Using Multimodal LLMs
Multimodal Large Language Models (LLMs) have the capability to process and generate responses based on various types of inputs, including text and images. aiXplain provides an interface to interact with multimodal models using JSON-formatted inputs. This guide demonstrates how to use multimodal LLMs to process images along with textual prompts.
Below is an example of how to retrieve a multimodal model and send a query that includes an image.
Example 1: Basic Image Query
The following example demonstrates how to ask the model about the contents of an image using the Gemini 1.5 Pro model.
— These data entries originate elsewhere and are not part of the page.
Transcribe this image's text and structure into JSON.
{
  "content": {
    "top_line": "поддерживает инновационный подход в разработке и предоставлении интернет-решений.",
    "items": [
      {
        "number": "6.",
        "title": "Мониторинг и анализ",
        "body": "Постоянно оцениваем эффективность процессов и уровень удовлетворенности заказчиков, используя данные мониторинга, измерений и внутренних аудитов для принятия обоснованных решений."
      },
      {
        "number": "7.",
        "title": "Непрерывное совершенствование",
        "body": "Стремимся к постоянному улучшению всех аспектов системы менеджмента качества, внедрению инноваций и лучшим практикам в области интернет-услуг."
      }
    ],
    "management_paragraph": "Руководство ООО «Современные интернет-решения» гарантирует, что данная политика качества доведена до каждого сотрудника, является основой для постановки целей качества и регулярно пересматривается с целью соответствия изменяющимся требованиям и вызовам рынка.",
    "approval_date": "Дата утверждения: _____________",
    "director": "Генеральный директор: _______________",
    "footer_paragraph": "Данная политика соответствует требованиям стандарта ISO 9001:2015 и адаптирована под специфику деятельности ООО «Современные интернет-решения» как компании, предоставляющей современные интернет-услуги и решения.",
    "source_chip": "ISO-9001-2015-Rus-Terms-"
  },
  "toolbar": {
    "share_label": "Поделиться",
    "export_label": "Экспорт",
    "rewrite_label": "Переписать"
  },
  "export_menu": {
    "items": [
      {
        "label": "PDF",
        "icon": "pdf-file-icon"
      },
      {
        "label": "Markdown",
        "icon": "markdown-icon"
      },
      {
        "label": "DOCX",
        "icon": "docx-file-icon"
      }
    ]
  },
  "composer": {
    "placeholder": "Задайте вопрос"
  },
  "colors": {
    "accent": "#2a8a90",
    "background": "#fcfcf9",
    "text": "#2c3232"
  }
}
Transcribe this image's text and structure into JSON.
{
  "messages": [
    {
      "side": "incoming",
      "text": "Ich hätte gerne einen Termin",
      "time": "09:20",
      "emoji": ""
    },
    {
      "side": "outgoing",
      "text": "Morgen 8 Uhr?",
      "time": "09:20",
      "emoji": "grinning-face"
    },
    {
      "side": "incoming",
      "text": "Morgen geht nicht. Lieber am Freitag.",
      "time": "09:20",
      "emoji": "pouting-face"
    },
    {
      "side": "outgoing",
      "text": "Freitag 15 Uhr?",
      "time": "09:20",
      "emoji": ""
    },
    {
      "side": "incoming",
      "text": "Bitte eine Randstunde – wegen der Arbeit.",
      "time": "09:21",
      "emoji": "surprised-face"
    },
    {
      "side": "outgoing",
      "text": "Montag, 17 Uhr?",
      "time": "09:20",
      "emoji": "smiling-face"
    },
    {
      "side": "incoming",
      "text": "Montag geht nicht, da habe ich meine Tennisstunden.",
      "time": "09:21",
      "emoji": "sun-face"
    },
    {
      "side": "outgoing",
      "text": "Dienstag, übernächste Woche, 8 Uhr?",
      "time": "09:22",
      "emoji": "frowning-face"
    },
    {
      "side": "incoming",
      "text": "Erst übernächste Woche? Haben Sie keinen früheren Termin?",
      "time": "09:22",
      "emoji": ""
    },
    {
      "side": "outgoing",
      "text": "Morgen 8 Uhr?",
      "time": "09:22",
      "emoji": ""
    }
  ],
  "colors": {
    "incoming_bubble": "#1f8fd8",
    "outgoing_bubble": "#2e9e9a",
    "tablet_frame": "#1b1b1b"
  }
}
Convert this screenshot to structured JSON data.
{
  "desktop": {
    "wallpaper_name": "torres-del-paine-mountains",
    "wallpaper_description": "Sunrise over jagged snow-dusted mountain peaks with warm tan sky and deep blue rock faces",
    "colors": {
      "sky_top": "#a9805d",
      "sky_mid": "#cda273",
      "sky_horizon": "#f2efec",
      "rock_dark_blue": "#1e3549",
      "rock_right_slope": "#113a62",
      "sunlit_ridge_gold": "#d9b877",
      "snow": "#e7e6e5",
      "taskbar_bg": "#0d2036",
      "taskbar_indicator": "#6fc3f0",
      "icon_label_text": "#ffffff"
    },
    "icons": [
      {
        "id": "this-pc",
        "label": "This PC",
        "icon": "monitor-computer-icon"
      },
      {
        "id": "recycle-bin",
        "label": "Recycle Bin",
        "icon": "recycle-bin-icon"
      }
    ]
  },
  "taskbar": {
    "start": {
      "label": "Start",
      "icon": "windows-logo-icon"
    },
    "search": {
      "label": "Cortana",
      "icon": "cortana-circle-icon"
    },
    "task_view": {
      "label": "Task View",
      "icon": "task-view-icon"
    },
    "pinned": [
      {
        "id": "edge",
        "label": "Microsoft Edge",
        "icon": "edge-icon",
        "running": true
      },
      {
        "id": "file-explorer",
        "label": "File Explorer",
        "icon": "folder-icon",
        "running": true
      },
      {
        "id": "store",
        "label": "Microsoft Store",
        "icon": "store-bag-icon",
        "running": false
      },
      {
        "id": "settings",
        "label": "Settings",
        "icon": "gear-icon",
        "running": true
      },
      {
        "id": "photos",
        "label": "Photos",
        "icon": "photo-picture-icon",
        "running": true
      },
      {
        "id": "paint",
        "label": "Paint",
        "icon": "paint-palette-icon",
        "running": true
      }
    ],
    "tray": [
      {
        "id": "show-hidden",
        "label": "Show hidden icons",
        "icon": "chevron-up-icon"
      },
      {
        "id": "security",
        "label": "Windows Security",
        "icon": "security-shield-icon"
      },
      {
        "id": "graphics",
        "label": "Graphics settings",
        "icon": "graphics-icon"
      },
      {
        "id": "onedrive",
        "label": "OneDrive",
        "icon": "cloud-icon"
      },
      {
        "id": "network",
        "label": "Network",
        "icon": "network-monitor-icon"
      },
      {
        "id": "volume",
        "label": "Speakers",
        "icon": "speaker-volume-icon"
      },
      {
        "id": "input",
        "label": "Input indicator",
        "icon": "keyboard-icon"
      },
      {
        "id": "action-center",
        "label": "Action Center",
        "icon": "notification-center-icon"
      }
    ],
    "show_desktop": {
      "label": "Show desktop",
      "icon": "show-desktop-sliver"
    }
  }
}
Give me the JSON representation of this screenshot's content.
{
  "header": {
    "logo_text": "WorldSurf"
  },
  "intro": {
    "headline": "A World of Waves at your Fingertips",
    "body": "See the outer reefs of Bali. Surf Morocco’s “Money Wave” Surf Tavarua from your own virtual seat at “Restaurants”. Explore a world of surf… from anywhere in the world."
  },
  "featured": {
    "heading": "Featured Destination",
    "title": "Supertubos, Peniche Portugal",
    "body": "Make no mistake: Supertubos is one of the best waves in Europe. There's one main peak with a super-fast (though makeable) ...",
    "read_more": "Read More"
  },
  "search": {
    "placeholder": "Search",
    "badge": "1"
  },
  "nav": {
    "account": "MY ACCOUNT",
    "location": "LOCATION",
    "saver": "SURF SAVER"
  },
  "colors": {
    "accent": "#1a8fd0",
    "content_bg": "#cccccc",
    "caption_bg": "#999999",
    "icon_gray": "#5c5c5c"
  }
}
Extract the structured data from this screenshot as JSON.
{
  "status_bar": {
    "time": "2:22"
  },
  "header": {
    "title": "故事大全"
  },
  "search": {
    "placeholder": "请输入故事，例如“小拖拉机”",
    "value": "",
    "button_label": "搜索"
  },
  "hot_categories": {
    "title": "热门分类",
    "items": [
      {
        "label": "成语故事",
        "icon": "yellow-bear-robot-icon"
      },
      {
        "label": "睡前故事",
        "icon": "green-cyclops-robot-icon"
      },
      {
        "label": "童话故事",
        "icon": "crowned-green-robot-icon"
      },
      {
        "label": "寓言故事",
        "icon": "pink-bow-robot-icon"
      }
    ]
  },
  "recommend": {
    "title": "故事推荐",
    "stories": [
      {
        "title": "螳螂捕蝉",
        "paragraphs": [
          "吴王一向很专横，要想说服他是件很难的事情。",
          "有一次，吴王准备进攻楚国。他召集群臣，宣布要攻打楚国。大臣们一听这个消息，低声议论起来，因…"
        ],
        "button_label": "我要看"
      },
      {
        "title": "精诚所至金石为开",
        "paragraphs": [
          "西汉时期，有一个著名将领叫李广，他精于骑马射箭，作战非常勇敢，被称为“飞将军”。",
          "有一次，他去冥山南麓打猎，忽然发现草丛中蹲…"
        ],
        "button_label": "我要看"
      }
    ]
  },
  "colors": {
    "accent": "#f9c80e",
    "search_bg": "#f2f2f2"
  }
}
from aixplain.factories import ModelFactory
# Retrieve the model
model = ModelFactory.get("66ef42e56eb56335ca302621")
# Define the input with text and image
result = model.run({"data": [{
"role": "user",
"content": [
{"type": "text", "text": "What’s in this image?"},
{
"type": "image_url",
"image_url": {
"url": "https://4.img-dpreview.com/files/p/E~TS590x0~articles/3925134721/0266554465.jpeg"
}
}
]
}]
})
print(result)
Example 2: Multi-turn Conversation
You can also engage in a multi-turn conversation with the model, providing additional context based on previous interactions.
result = model.run({"data": [{
"role": "user",
"content": [
{"type": "text", "text": "What’s in this image?"},
{
"type": "image_url",
"image_url": {
"url": "https://4.img-dpreview.com/files/p/E~TS590x0~articles/3925134721/0266554465.jpeg"
}
}
]
},
{
"role": "assistant",
"content": [
{"type": "text", "text": "It’s a bird"},
]
},
{
"role": "user",
"content": [
{"type": "text", "text": "What kind of bird"}
]
}]
})
print(result)
JSON Structure Explanation
The input JSON follows a structured format:
- role: Defines whether the sender is a
user
orassistant
. - content: A list of content elements, which can be:
- text: Standard textual input.
- image_url: A dictionary containing a
url
key pointing to an image.
Sample JSON Input
{
"data": [
{
"role": "user",
"content": [
{"type": "text", "text": "What’s in this image?"},
{
"type": "image_url", "image_url": {"url": "IMAGE_URL_HERE"}}
]
},
{
"role": "assistant",
"content": [
{"type": "text", "text": "It’s a cat"}
]
},
{
"role": "user",
"content": [
{"type": "text", "text": "What breed of cat?"}
]
}
]
}
Using multimodal LLMs with aiXplain allows seamless integration of text and images for a more interactive AI experience. Try different inputs and expand the possibilities of AI-driven applications!